Here i also added the code to connect it over Facebook but this involves running these images on Heroku or some other cloud instance. Your choice.

Results

My goal here is to see if it is able to detect what i am saying in Bengali using english alphabets and correspondingly reply to my questions.

Input — NLU Parsing

GET /parse?project=bot1&q="tumi kemn acho?" HTTP/1.1
Host: localhost:5000
Cache-Control: no-cache
Postman-Token: d4784078-2c4a-dbb3-592c-2d60e56e1e68

Output — NLU

{
"entities": [],
"intent_ranking": [
{
"confidence": 0.9517878293991089,
"name": "kemn_acho"
},
{
"confidence": 0.18100501596927643,
"name": "kolkata_khobor"
},
{
"confidence": -0.10150938481092453,
"name": "tumi_key"
},
{
"confidence": -0.13094939291477203,
"name": "ki_korcho"
},
{
"confidence": -0.5834070444107056,
"name": "golpo_sonao"
}
],
"intent": {
"confidence": 0.9517878293991089,
"name": "kemn_acho"
},
"text": "\"tumi kemn acho?\""
}

Given the results you can see the NLU is understanding really well, what

Tumi kemn acho? — How are you? — Intent Kemn_acho( User is asking about how are you?)

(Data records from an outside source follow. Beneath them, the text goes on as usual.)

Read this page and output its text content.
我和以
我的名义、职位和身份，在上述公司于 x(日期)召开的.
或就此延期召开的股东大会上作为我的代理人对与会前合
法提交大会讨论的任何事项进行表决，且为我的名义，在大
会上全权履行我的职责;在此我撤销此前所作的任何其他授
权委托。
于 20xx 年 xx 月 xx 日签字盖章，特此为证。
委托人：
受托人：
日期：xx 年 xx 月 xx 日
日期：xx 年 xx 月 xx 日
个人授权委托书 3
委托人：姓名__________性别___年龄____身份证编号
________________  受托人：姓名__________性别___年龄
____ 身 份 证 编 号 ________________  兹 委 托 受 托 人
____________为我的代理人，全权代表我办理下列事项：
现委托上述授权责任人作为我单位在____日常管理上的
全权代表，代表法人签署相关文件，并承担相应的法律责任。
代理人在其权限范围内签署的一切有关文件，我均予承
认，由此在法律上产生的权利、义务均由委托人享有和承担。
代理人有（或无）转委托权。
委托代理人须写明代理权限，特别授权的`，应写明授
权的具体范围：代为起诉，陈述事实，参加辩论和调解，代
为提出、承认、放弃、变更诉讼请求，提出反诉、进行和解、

Now let’s see if the chat is working or not? I was trying to add a small video as gif but couldn’t succeed here, nevertheless here is a screenshot of what i did

Bot is replying in console

As you can see from above, how well it understands what i am trying to say. This can open door to many e-commerce or retail industry who wants a specific line of communication and also how a custom internal channels like HR/Legal can take help of automated communication to ease the life of their clients.

Here is link to my Github, feel free to clone and make this project your own and try out in other languages that don’t necessarily follow the same latin script but we use it anyway!!

https://github.com/souvikg10/rasa_bot_example.git

Way to go Rasa, disrupting the bot industry!!